At least three police officers were killed and another 170 people wounded by a car bomb at a police station in Turkey on Thursday. They were caught in the blast which reduced offices inside the police station to ruins just as officers had begun arriving for work at the complex in the eastern Turkish city of Elazig. No one immediately claimed responsibility, but defence minister Fikri Isik said it was the work of the Kurdistan Workers’ Party, deemed a terrorist organisation by Turkey, the U.S and the European Union. “We will thwart the PKK like we thwarted FETO,” he said, referring to Fethullah Gulen who Ankara blames for the attempted coup last month.
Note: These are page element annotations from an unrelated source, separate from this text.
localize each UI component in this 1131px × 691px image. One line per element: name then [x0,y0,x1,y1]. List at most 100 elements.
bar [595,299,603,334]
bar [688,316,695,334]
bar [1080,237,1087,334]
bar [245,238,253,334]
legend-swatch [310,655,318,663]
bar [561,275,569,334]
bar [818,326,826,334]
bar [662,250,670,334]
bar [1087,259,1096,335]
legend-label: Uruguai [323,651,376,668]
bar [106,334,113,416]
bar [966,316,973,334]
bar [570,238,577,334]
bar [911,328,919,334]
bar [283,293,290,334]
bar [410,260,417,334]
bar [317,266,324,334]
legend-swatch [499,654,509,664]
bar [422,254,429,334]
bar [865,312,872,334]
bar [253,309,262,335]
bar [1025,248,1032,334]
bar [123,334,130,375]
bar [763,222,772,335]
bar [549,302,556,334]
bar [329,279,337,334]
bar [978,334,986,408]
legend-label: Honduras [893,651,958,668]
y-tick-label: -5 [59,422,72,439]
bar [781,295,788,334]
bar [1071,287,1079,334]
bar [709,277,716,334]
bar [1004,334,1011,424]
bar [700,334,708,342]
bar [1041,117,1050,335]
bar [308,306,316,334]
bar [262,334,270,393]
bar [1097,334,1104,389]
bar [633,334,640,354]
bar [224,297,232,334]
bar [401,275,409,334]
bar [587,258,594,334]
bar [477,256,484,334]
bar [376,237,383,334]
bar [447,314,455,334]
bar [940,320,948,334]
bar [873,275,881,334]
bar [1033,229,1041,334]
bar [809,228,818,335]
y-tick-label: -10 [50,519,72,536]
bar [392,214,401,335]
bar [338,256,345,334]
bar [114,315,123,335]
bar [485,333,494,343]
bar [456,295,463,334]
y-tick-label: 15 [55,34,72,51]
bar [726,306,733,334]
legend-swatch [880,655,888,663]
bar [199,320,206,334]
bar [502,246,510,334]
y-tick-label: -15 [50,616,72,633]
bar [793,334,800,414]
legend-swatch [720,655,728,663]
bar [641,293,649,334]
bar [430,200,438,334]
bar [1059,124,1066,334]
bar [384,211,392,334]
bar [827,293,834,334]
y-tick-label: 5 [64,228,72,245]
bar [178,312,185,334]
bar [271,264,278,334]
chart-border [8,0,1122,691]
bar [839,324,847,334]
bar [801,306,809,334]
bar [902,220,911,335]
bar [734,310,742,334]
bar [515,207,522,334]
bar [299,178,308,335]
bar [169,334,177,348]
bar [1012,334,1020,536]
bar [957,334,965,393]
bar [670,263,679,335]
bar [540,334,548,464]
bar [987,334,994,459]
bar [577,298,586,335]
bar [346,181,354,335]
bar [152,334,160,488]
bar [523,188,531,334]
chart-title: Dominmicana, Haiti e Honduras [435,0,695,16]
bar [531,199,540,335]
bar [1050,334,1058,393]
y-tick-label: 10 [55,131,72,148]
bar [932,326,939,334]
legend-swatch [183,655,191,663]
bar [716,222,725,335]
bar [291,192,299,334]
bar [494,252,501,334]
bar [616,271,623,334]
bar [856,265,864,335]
We have seen once more … that the PKK is a bloody organisation and does not hesitate to kill the people it says it is fighting for

Defence minister Fikri Isik

The PKK has carried out dozens of attacks on police and military posts in the largely Kurdish southeast since 2015. But Elazig, a conservative province that votes in large numbers for the ruling AK Party, had been spared violence until now. The bombing came hours after another attack In Van province. Two police officers and one civilian were killed and 73 people were wounded late on Wednesday when a car bomb exploded near a police station. The Van governor’s office said the PKK was responsible. On Monday, eight people – five police and three civilians – were killed in a PKK car bomb attack on a police traffic control building on a highway leading south-east from Diyarbakir.